Did you read some of the preamble in the Federal Register, which included comments from the public, and the long term care community and other stakeholders, as well as Centers of Medicare and Medicaid (CMS)’s response? I downloaded the 185-page Federal Register / Vol. 81, No. 192/ Tuesday, October 4, 2016 / Rules and Regulations. It is interesting to read the comments and CMS responses.
This blog is based on one segment of the comments tom the proposed rule, published July 2015, listed in the preamble. I am assuming this comment was made by professionals from the LTC community.
Comment: “Some commenters also expressed concern that CMS may be unreasonably focused on regulating LTC facilities, to the point of not updating regulations and requirements for other types. Commenters also claimed that LTC facilities are “the most regulated industry in America” and that “the nuclear industry is less regulated” than the LTC facility industry.”

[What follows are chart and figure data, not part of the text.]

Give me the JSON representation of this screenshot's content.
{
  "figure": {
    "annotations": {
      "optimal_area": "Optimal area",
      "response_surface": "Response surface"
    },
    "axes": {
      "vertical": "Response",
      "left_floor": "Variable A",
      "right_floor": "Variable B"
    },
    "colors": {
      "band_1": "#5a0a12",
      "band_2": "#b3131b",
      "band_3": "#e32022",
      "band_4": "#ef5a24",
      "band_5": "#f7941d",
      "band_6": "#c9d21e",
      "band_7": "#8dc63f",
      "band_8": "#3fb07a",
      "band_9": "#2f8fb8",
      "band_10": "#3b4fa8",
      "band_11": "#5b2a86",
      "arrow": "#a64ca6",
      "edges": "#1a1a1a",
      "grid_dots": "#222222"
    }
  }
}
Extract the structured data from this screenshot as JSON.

The response to this comment is that CMS “recognize that the proposed rule and this final rule are large, detailed documents, and that many individuals relied on summaries to learn about the proposed requirements. We understand that working professionals and family caregivers be very busy, but we are concerned by some of these misinterpretations. Most of the misconceptions fell into three categories: Unfamiliarity with the old requirements, misunderstanding of the proposed requirements, or confusion about which facilities must the LTC requirements. The comments displaying unfamiliarity with the existing requirements are troubling to us…..”

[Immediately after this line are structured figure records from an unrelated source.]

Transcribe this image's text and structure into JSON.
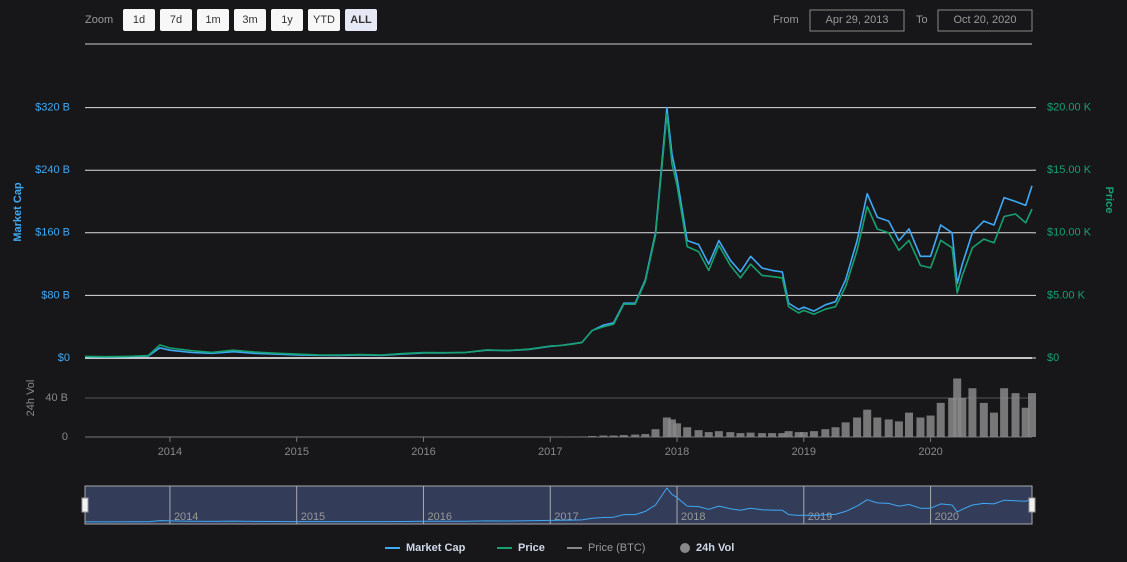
{
  "toolbar": {
    "zoom_label": "Zoom",
    "buttons": [
      "1d",
      "7d",
      "1m",
      "3m",
      "1y",
      "YTD",
      "ALL"
    ],
    "active_button": "ALL",
    "from_label": "From",
    "from": "Apr 29, 2013",
    "to_label": "To",
    "to": "Oct 20, 2020"
  },
  "chart_data": {
    "type": "line",
    "x": [
      2013.33,
      2013.5,
      2013.67,
      2013.83,
      2013.92,
      2014,
      2014.17,
      2014.33,
      2014.5,
      2014.67,
      2014.83,
      2015,
      2015.17,
      2015.33,
      2015.5,
      2015.67,
      2015.83,
      2016,
      2016.17,
      2016.33,
      2016.5,
      2016.67,
      2016.83,
      2017,
      2017.08,
      2017.17,
      2017.25,
      2017.33,
      2017.42,
      2017.5,
      2017.58,
      2017.67,
      2017.75,
      2017.83,
      2017.92,
      2017.96,
      2018,
      2018.08,
      2018.17,
      2018.25,
      2018.33,
      2018.42,
      2018.5,
      2018.58,
      2018.67,
      2018.75,
      2018.83,
      2018.88,
      2018.96,
      2019,
      2019.08,
      2019.17,
      2019.25,
      2019.33,
      2019.42,
      2019.5,
      2019.58,
      2019.67,
      2019.75,
      2019.83,
      2019.92,
      2020,
      2020.08,
      2020.17,
      2020.21,
      2020.25,
      2020.33,
      2020.42,
      2020.5,
      2020.58,
      2020.67,
      2020.75,
      2020.8
    ],
    "xlim": [
      2013.33,
      2020.8
    ],
    "xticks": [
      2014,
      2015,
      2016,
      2017,
      2018,
      2019,
      2020
    ],
    "ylabel": "Market Cap",
    "y2label": "Price",
    "y3label": "24h Vol",
    "ylim": [
      0,
      400
    ],
    "yticks": [
      {
        "value": 0,
        "label": "$0"
      },
      {
        "value": 80,
        "label": "$80 B"
      },
      {
        "value": 160,
        "label": "$160 B"
      },
      {
        "value": 240,
        "label": "$240 B"
      },
      {
        "value": 320,
        "label": "$320 B"
      }
    ],
    "y2lim": [
      0,
      25
    ],
    "y2ticks": [
      {
        "value": 0,
        "label": "$0"
      },
      {
        "value": 5,
        "label": "$5.00 K"
      },
      {
        "value": 10,
        "label": "$10.00 K"
      },
      {
        "value": 15,
        "label": "$15.00 K"
      },
      {
        "value": 20,
        "label": "$20.00 K"
      }
    ],
    "y3lim": [
      0,
      80
    ],
    "y3ticks": [
      0,
      {
        "value": 40,
        "label": "40 B"
      }
    ],
    "grid": true,
    "series": [
      {
        "name": "Market Cap",
        "color": "#3fa9f5",
        "values": [
          1.5,
          1.1,
          1.5,
          2.5,
          13,
          10,
          7,
          6,
          8,
          6,
          5,
          4,
          3.5,
          3.3,
          3.8,
          3.4,
          5,
          6.5,
          6.5,
          7,
          10,
          9.5,
          11,
          15,
          16,
          18,
          20,
          35,
          42,
          45,
          70,
          70,
          100,
          160,
          320,
          260,
          230,
          150,
          145,
          120,
          150,
          125,
          110,
          130,
          115,
          112,
          110,
          70,
          62,
          65,
          60,
          68,
          72,
          100,
          150,
          210,
          180,
          175,
          150,
          165,
          130,
          130,
          170,
          160,
          95,
          120,
          160,
          175,
          170,
          205,
          200,
          195,
          220
        ]
      },
      {
        "name": "Price",
        "color": "#16a06e",
        "axis": "y2",
        "values": [
          0.13,
          0.1,
          0.13,
          0.2,
          1.05,
          0.8,
          0.58,
          0.45,
          0.62,
          0.48,
          0.38,
          0.31,
          0.25,
          0.24,
          0.27,
          0.24,
          0.35,
          0.43,
          0.42,
          0.45,
          0.65,
          0.6,
          0.7,
          0.96,
          1.0,
          1.1,
          1.25,
          2.2,
          2.5,
          2.7,
          4.3,
          4.3,
          6.1,
          9.8,
          19.5,
          15.5,
          13.8,
          8.9,
          8.5,
          7.0,
          9.0,
          7.4,
          6.4,
          7.5,
          6.6,
          6.5,
          6.4,
          4.1,
          3.6,
          3.8,
          3.5,
          3.9,
          4.1,
          5.7,
          8.6,
          12.1,
          10.3,
          10.0,
          8.6,
          9.4,
          7.4,
          7.2,
          9.4,
          8.8,
          5.2,
          6.6,
          8.8,
          9.5,
          9.2,
          11.3,
          11.5,
          10.8,
          11.9
        ]
      },
      {
        "name": "Price (BTC)",
        "color": "#888888",
        "hidden": true
      },
      {
        "name": "24h Vol",
        "color": "#888888",
        "type": "bar",
        "axis": "y3",
        "values": [
          0.02,
          0.02,
          0.02,
          0.05,
          0.1,
          0.1,
          0.05,
          0.05,
          0.05,
          0.05,
          0.05,
          0.05,
          0.05,
          0.05,
          0.05,
          0.05,
          0.1,
          0.1,
          0.1,
          0.1,
          0.1,
          0.1,
          0.1,
          0.2,
          0.2,
          0.3,
          0.4,
          1,
          1.5,
          1.5,
          2,
          2.5,
          3,
          8,
          20,
          18,
          14,
          10,
          7,
          5,
          6,
          5,
          4,
          4.5,
          4,
          4,
          4,
          6,
          5,
          5,
          6,
          8,
          10,
          15,
          20,
          28,
          20,
          18,
          16,
          25,
          20,
          22,
          35,
          40,
          60,
          40,
          50,
          35,
          25,
          50,
          45,
          30,
          45
        ]
      }
    ]
  }
}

CMS pointed a few of the areas where they said that they are concerned about the confusion based on comments received.
- The resident’s right to choose his or her physician – CMS said that this has been a long standing part of the regulation or requirement
- The requirement that a RN be part of the interdisciplinary team – CMS said that this also has been long standing part of the old regulation or requirement
- The requirement that a plan of care be established within 48 hours of the resident’s admission – CMS said that this is intended to be a baseline plan of care not a full plan of care.

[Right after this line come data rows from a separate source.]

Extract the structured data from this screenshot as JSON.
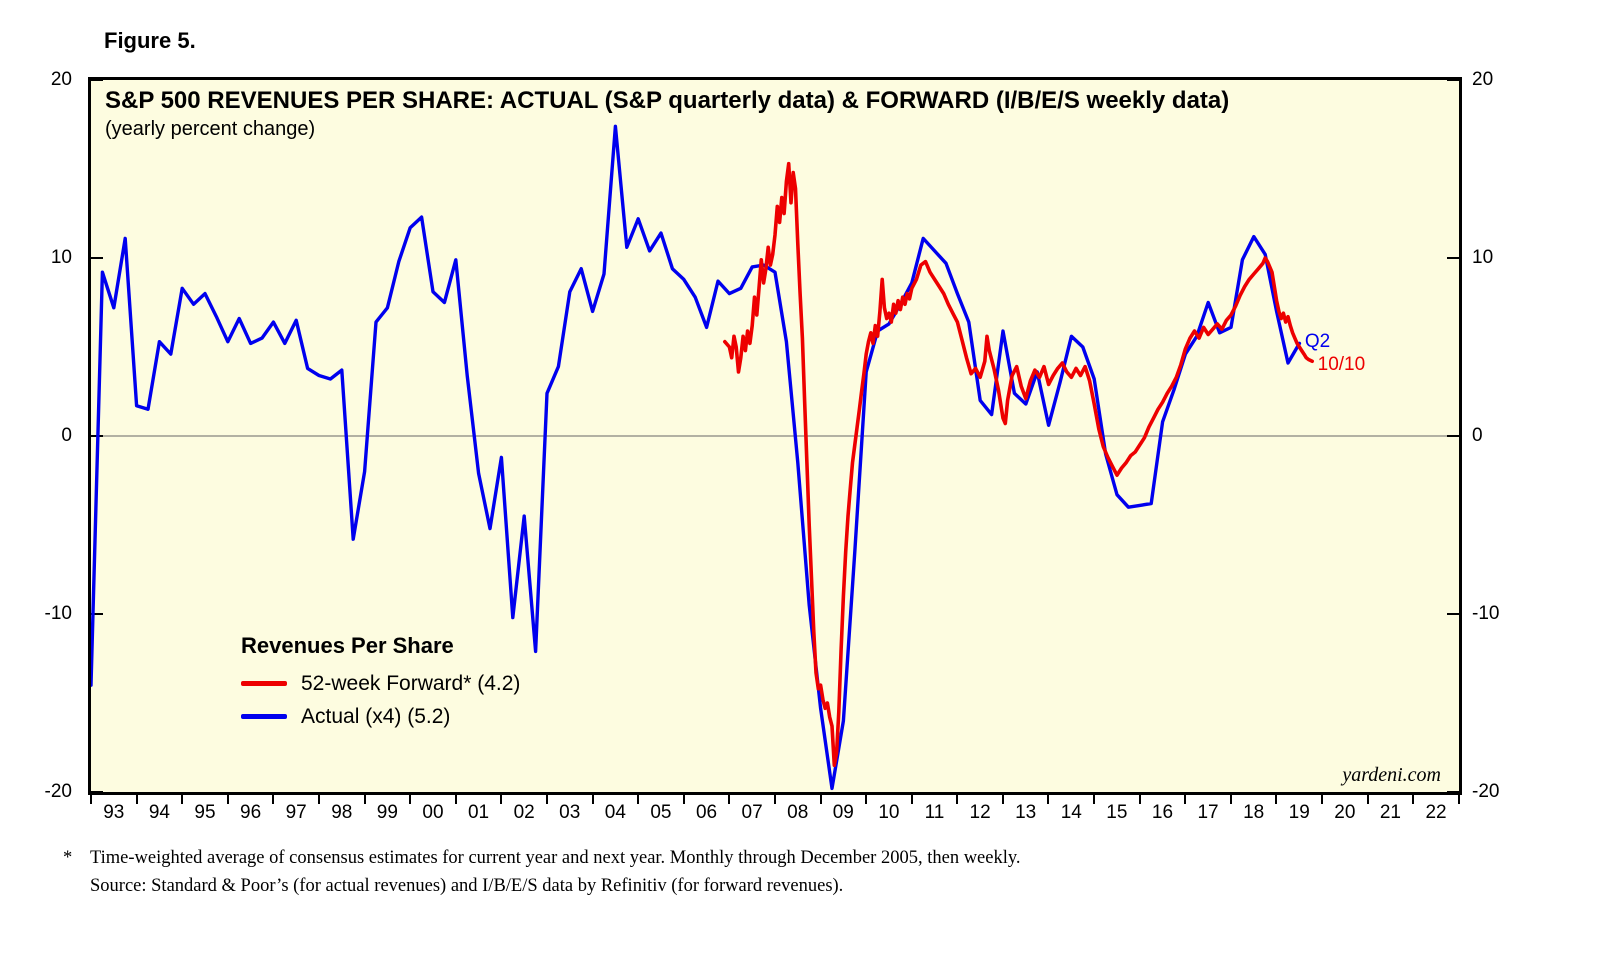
{
  "figure_label": "Figure 5.",
  "footnote": {
    "marker": "*",
    "line1": "Time-weighted average of consensus estimates for current year and next year. Monthly through December 2005, then weekly.",
    "line2": "Source: Standard & Poor’s (for actual revenues) and I/B/E/S data by Refinitiv (for forward revenues)."
  },
  "colors": {
    "page_background": "#FFFFFF",
    "plot_background": "#FDFCE0",
    "border": "#000000",
    "forward_line": "#ED0000",
    "actual_line": "#0000EE",
    "zero_line": "#666666"
  },
  "chart_data": {
    "type": "line",
    "title": "S&P 500 REVENUES PER SHARE: ACTUAL (S&P quarterly data) & FORWARD (I/B/E/S weekly data)",
    "subtitle": "(yearly percent change)",
    "xlabel": "",
    "ylabel": "",
    "xlim": [
      1993,
      2023
    ],
    "ylim": [
      -20,
      20
    ],
    "yticks": [
      20,
      10,
      0,
      -10,
      -20
    ],
    "x_tick_labels": [
      "93",
      "94",
      "95",
      "96",
      "97",
      "98",
      "99",
      "00",
      "01",
      "02",
      "03",
      "04",
      "05",
      "06",
      "07",
      "08",
      "09",
      "10",
      "11",
      "12",
      "13",
      "14",
      "15",
      "16",
      "17",
      "18",
      "19",
      "20",
      "21",
      "22"
    ],
    "grid": "horizontal zero line only",
    "legend_position": "inside lower-left",
    "watermark": "yardeni.com",
    "legend": {
      "heading": "Revenues Per Share",
      "entries": [
        {
          "label": "52-week Forward* (4.2)",
          "color": "#ED0000"
        },
        {
          "label": "Actual (x4) (5.2)",
          "color": "#0000EE"
        }
      ]
    },
    "annotations": [
      {
        "text": "Q2",
        "color": "#0000EE",
        "x": 2019.62,
        "y": 5.3
      },
      {
        "text": "10/10",
        "color": "#ED0000",
        "x": 2019.9,
        "y": 4.0
      }
    ],
    "series": [
      {
        "name": "Actual (x4) (5.2)",
        "color": "#0000EE",
        "width": 3.4,
        "points": [
          [
            1993.0,
            -14.0
          ],
          [
            1993.25,
            9.2
          ],
          [
            1993.5,
            7.2
          ],
          [
            1993.75,
            11.1
          ],
          [
            1994.0,
            1.7
          ],
          [
            1994.25,
            1.5
          ],
          [
            1994.5,
            5.3
          ],
          [
            1994.75,
            4.6
          ],
          [
            1995.0,
            8.3
          ],
          [
            1995.25,
            7.4
          ],
          [
            1995.5,
            8.0
          ],
          [
            1995.75,
            6.7
          ],
          [
            1996.0,
            5.3
          ],
          [
            1996.25,
            6.6
          ],
          [
            1996.5,
            5.2
          ],
          [
            1996.75,
            5.5
          ],
          [
            1997.0,
            6.4
          ],
          [
            1997.25,
            5.2
          ],
          [
            1997.5,
            6.5
          ],
          [
            1997.75,
            3.8
          ],
          [
            1998.0,
            3.4
          ],
          [
            1998.25,
            3.2
          ],
          [
            1998.5,
            3.7
          ],
          [
            1998.75,
            -5.8
          ],
          [
            1999.0,
            -2.0
          ],
          [
            1999.25,
            6.4
          ],
          [
            1999.5,
            7.2
          ],
          [
            1999.75,
            9.8
          ],
          [
            2000.0,
            11.7
          ],
          [
            2000.25,
            12.3
          ],
          [
            2000.5,
            8.1
          ],
          [
            2000.75,
            7.5
          ],
          [
            2001.0,
            9.9
          ],
          [
            2001.25,
            3.4
          ],
          [
            2001.5,
            -2.1
          ],
          [
            2001.75,
            -5.2
          ],
          [
            2002.0,
            -1.2
          ],
          [
            2002.25,
            -10.2
          ],
          [
            2002.5,
            -4.5
          ],
          [
            2002.75,
            -12.1
          ],
          [
            2003.0,
            2.4
          ],
          [
            2003.25,
            3.9
          ],
          [
            2003.5,
            8.1
          ],
          [
            2003.75,
            9.4
          ],
          [
            2004.0,
            7.0
          ],
          [
            2004.25,
            9.1
          ],
          [
            2004.5,
            17.4
          ],
          [
            2004.75,
            10.6
          ],
          [
            2005.0,
            12.2
          ],
          [
            2005.25,
            10.4
          ],
          [
            2005.5,
            11.4
          ],
          [
            2005.75,
            9.4
          ],
          [
            2006.0,
            8.8
          ],
          [
            2006.25,
            7.8
          ],
          [
            2006.5,
            6.1
          ],
          [
            2006.75,
            8.7
          ],
          [
            2007.0,
            8.0
          ],
          [
            2007.25,
            8.3
          ],
          [
            2007.5,
            9.5
          ],
          [
            2007.75,
            9.6
          ],
          [
            2008.0,
            9.2
          ],
          [
            2008.25,
            5.3
          ],
          [
            2008.5,
            -1.5
          ],
          [
            2008.75,
            -9.5
          ],
          [
            2009.0,
            -15.3
          ],
          [
            2009.25,
            -19.8
          ],
          [
            2009.5,
            -16.0
          ],
          [
            2009.75,
            -6.5
          ],
          [
            2010.0,
            3.6
          ],
          [
            2010.25,
            5.9
          ],
          [
            2010.5,
            6.3
          ],
          [
            2010.75,
            7.4
          ],
          [
            2011.0,
            8.6
          ],
          [
            2011.25,
            11.1
          ],
          [
            2011.5,
            10.4
          ],
          [
            2011.75,
            9.7
          ],
          [
            2012.0,
            8.0
          ],
          [
            2012.25,
            6.4
          ],
          [
            2012.5,
            2.0
          ],
          [
            2012.75,
            1.2
          ],
          [
            2013.0,
            5.9
          ],
          [
            2013.25,
            2.4
          ],
          [
            2013.5,
            1.8
          ],
          [
            2013.75,
            3.6
          ],
          [
            2014.0,
            0.6
          ],
          [
            2014.25,
            3.0
          ],
          [
            2014.5,
            5.6
          ],
          [
            2014.75,
            5.0
          ],
          [
            2015.0,
            3.2
          ],
          [
            2015.25,
            -1.0
          ],
          [
            2015.5,
            -3.3
          ],
          [
            2015.75,
            -4.0
          ],
          [
            2016.0,
            -3.9
          ],
          [
            2016.25,
            -3.8
          ],
          [
            2016.5,
            0.8
          ],
          [
            2016.75,
            2.6
          ],
          [
            2017.0,
            4.6
          ],
          [
            2017.25,
            5.6
          ],
          [
            2017.5,
            7.5
          ],
          [
            2017.75,
            5.8
          ],
          [
            2018.0,
            6.1
          ],
          [
            2018.25,
            9.9
          ],
          [
            2018.5,
            11.2
          ],
          [
            2018.75,
            10.2
          ],
          [
            2019.0,
            7.0
          ],
          [
            2019.25,
            4.1
          ],
          [
            2019.5,
            5.2
          ]
        ]
      },
      {
        "name": "52-week Forward* (4.2)",
        "color": "#ED0000",
        "width": 3.6,
        "points": [
          [
            2006.9,
            5.3
          ],
          [
            2007.0,
            5.0
          ],
          [
            2007.05,
            4.4
          ],
          [
            2007.1,
            5.6
          ],
          [
            2007.15,
            5.0
          ],
          [
            2007.2,
            3.6
          ],
          [
            2007.25,
            4.4
          ],
          [
            2007.3,
            5.6
          ],
          [
            2007.35,
            4.8
          ],
          [
            2007.4,
            5.9
          ],
          [
            2007.45,
            5.2
          ],
          [
            2007.5,
            6.2
          ],
          [
            2007.55,
            7.8
          ],
          [
            2007.6,
            6.8
          ],
          [
            2007.65,
            8.3
          ],
          [
            2007.7,
            9.9
          ],
          [
            2007.75,
            8.6
          ],
          [
            2007.8,
            9.4
          ],
          [
            2007.85,
            10.6
          ],
          [
            2007.9,
            9.6
          ],
          [
            2007.95,
            10.2
          ],
          [
            2008.0,
            11.3
          ],
          [
            2008.05,
            12.9
          ],
          [
            2008.1,
            12.0
          ],
          [
            2008.15,
            13.4
          ],
          [
            2008.2,
            12.5
          ],
          [
            2008.25,
            14.3
          ],
          [
            2008.3,
            15.3
          ],
          [
            2008.35,
            13.1
          ],
          [
            2008.4,
            14.8
          ],
          [
            2008.45,
            13.9
          ],
          [
            2008.5,
            10.8
          ],
          [
            2008.55,
            8.0
          ],
          [
            2008.6,
            5.5
          ],
          [
            2008.65,
            2.0
          ],
          [
            2008.7,
            -1.5
          ],
          [
            2008.75,
            -5.0
          ],
          [
            2008.8,
            -8.0
          ],
          [
            2008.85,
            -11.0
          ],
          [
            2008.9,
            -13.3
          ],
          [
            2008.95,
            -14.2
          ],
          [
            2009.0,
            -14.0
          ],
          [
            2009.05,
            -14.8
          ],
          [
            2009.1,
            -15.3
          ],
          [
            2009.15,
            -15.0
          ],
          [
            2009.2,
            -15.8
          ],
          [
            2009.25,
            -16.3
          ],
          [
            2009.3,
            -18.5
          ],
          [
            2009.35,
            -17.8
          ],
          [
            2009.4,
            -15.5
          ],
          [
            2009.45,
            -12.0
          ],
          [
            2009.5,
            -9.0
          ],
          [
            2009.55,
            -6.5
          ],
          [
            2009.6,
            -4.5
          ],
          [
            2009.65,
            -3.0
          ],
          [
            2009.7,
            -1.5
          ],
          [
            2009.75,
            -0.5
          ],
          [
            2009.8,
            0.5
          ],
          [
            2009.85,
            1.5
          ],
          [
            2009.9,
            2.5
          ],
          [
            2009.95,
            3.5
          ],
          [
            2010.0,
            4.6
          ],
          [
            2010.05,
            5.3
          ],
          [
            2010.1,
            5.8
          ],
          [
            2010.15,
            5.2
          ],
          [
            2010.2,
            6.2
          ],
          [
            2010.25,
            5.6
          ],
          [
            2010.3,
            7.0
          ],
          [
            2010.35,
            8.8
          ],
          [
            2010.4,
            7.2
          ],
          [
            2010.45,
            6.6
          ],
          [
            2010.5,
            6.9
          ],
          [
            2010.55,
            6.4
          ],
          [
            2010.6,
            7.4
          ],
          [
            2010.65,
            6.9
          ],
          [
            2010.7,
            7.6
          ],
          [
            2010.75,
            7.1
          ],
          [
            2010.8,
            7.8
          ],
          [
            2010.85,
            7.4
          ],
          [
            2010.9,
            8.0
          ],
          [
            2010.95,
            7.7
          ],
          [
            2011.0,
            8.3
          ],
          [
            2011.1,
            8.8
          ],
          [
            2011.2,
            9.6
          ],
          [
            2011.3,
            9.8
          ],
          [
            2011.4,
            9.2
          ],
          [
            2011.5,
            8.8
          ],
          [
            2011.6,
            8.4
          ],
          [
            2011.7,
            8.0
          ],
          [
            2011.8,
            7.4
          ],
          [
            2011.9,
            6.9
          ],
          [
            2012.0,
            6.4
          ],
          [
            2012.1,
            5.4
          ],
          [
            2012.2,
            4.4
          ],
          [
            2012.3,
            3.5
          ],
          [
            2012.4,
            3.8
          ],
          [
            2012.5,
            3.3
          ],
          [
            2012.6,
            4.2
          ],
          [
            2012.65,
            5.6
          ],
          [
            2012.7,
            4.8
          ],
          [
            2012.8,
            3.8
          ],
          [
            2012.9,
            2.6
          ],
          [
            2013.0,
            1.0
          ],
          [
            2013.05,
            0.7
          ],
          [
            2013.1,
            2.0
          ],
          [
            2013.2,
            3.4
          ],
          [
            2013.3,
            3.9
          ],
          [
            2013.4,
            2.8
          ],
          [
            2013.5,
            2.1
          ],
          [
            2013.6,
            3.1
          ],
          [
            2013.7,
            3.7
          ],
          [
            2013.8,
            3.3
          ],
          [
            2013.9,
            3.9
          ],
          [
            2014.0,
            2.9
          ],
          [
            2014.1,
            3.4
          ],
          [
            2014.2,
            3.8
          ],
          [
            2014.3,
            4.1
          ],
          [
            2014.4,
            3.6
          ],
          [
            2014.5,
            3.3
          ],
          [
            2014.6,
            3.8
          ],
          [
            2014.7,
            3.4
          ],
          [
            2014.8,
            3.9
          ],
          [
            2014.9,
            3.1
          ],
          [
            2015.0,
            1.8
          ],
          [
            2015.1,
            0.4
          ],
          [
            2015.2,
            -0.6
          ],
          [
            2015.3,
            -1.2
          ],
          [
            2015.4,
            -1.7
          ],
          [
            2015.5,
            -2.2
          ],
          [
            2015.6,
            -1.8
          ],
          [
            2015.7,
            -1.5
          ],
          [
            2015.8,
            -1.1
          ],
          [
            2015.9,
            -0.9
          ],
          [
            2016.0,
            -0.5
          ],
          [
            2016.1,
            -0.1
          ],
          [
            2016.2,
            0.5
          ],
          [
            2016.3,
            1.0
          ],
          [
            2016.4,
            1.5
          ],
          [
            2016.5,
            1.9
          ],
          [
            2016.6,
            2.4
          ],
          [
            2016.7,
            2.8
          ],
          [
            2016.8,
            3.3
          ],
          [
            2016.9,
            4.0
          ],
          [
            2017.0,
            4.9
          ],
          [
            2017.1,
            5.5
          ],
          [
            2017.2,
            5.9
          ],
          [
            2017.3,
            5.5
          ],
          [
            2017.4,
            6.1
          ],
          [
            2017.5,
            5.7
          ],
          [
            2017.6,
            6.0
          ],
          [
            2017.7,
            6.3
          ],
          [
            2017.8,
            6.0
          ],
          [
            2017.9,
            6.5
          ],
          [
            2018.0,
            6.8
          ],
          [
            2018.1,
            7.3
          ],
          [
            2018.2,
            7.9
          ],
          [
            2018.3,
            8.4
          ],
          [
            2018.4,
            8.8
          ],
          [
            2018.5,
            9.1
          ],
          [
            2018.6,
            9.4
          ],
          [
            2018.7,
            9.7
          ],
          [
            2018.75,
            10.0
          ],
          [
            2018.8,
            9.8
          ],
          [
            2018.9,
            9.2
          ],
          [
            2019.0,
            7.6
          ],
          [
            2019.05,
            7.0
          ],
          [
            2019.1,
            6.6
          ],
          [
            2019.15,
            6.9
          ],
          [
            2019.2,
            6.4
          ],
          [
            2019.25,
            6.7
          ],
          [
            2019.3,
            6.2
          ],
          [
            2019.35,
            5.8
          ],
          [
            2019.4,
            5.5
          ],
          [
            2019.45,
            5.2
          ],
          [
            2019.5,
            5.0
          ],
          [
            2019.55,
            4.8
          ],
          [
            2019.6,
            4.6
          ],
          [
            2019.65,
            4.4
          ],
          [
            2019.7,
            4.3
          ],
          [
            2019.78,
            4.2
          ]
        ]
      }
    ]
  }
}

As long term care professionals we can argue the pros and cons of CMS’ response, but I believe that the points raised should be taken to heart, if concern is expressed about staffs unfamiliarity with the old regulations, and that we do not give detailed attention to the requirements or regulations. Facilities have their staff development directors. Facilities have general orientation when incoming staff are taught policies and procedures, and there are semi-annual or annual mandatory in-services to cover competencies, regulations, policies and procedures. Also there are seminars that staffs attend externally for continuing education that cover other aspects of the regulations. One of CMS observation is that people are busy, and yes we do get very busy in long term care facilities. With our busy work days, I am not sure how often we, as key personnel reference the LTC regulations during our tour of duty? The LTC Regulations Binder sits on the bookcases in our offices.
When regulatory issues or questions do come up during our busy days at our facilities, how do we balance getting to the immediacy of the situation and making sure we are in compliance with what the regulation states? For me during my time as administrator at my facilities, I usually add regulatory compliance to my agenda items for my monthly general staff meetings, and I would have the department director present or the staff development director present.
For the direct caregivers, staffing is sometimes problematic for some facilities, so when there is high turnover, or vacancies, or call-ins, then regularly scheduled in-services are negatively impacted.
Please note that CMS did take comments from provider community into consideration and made some modifications and changes to some proposals for the Final Rule.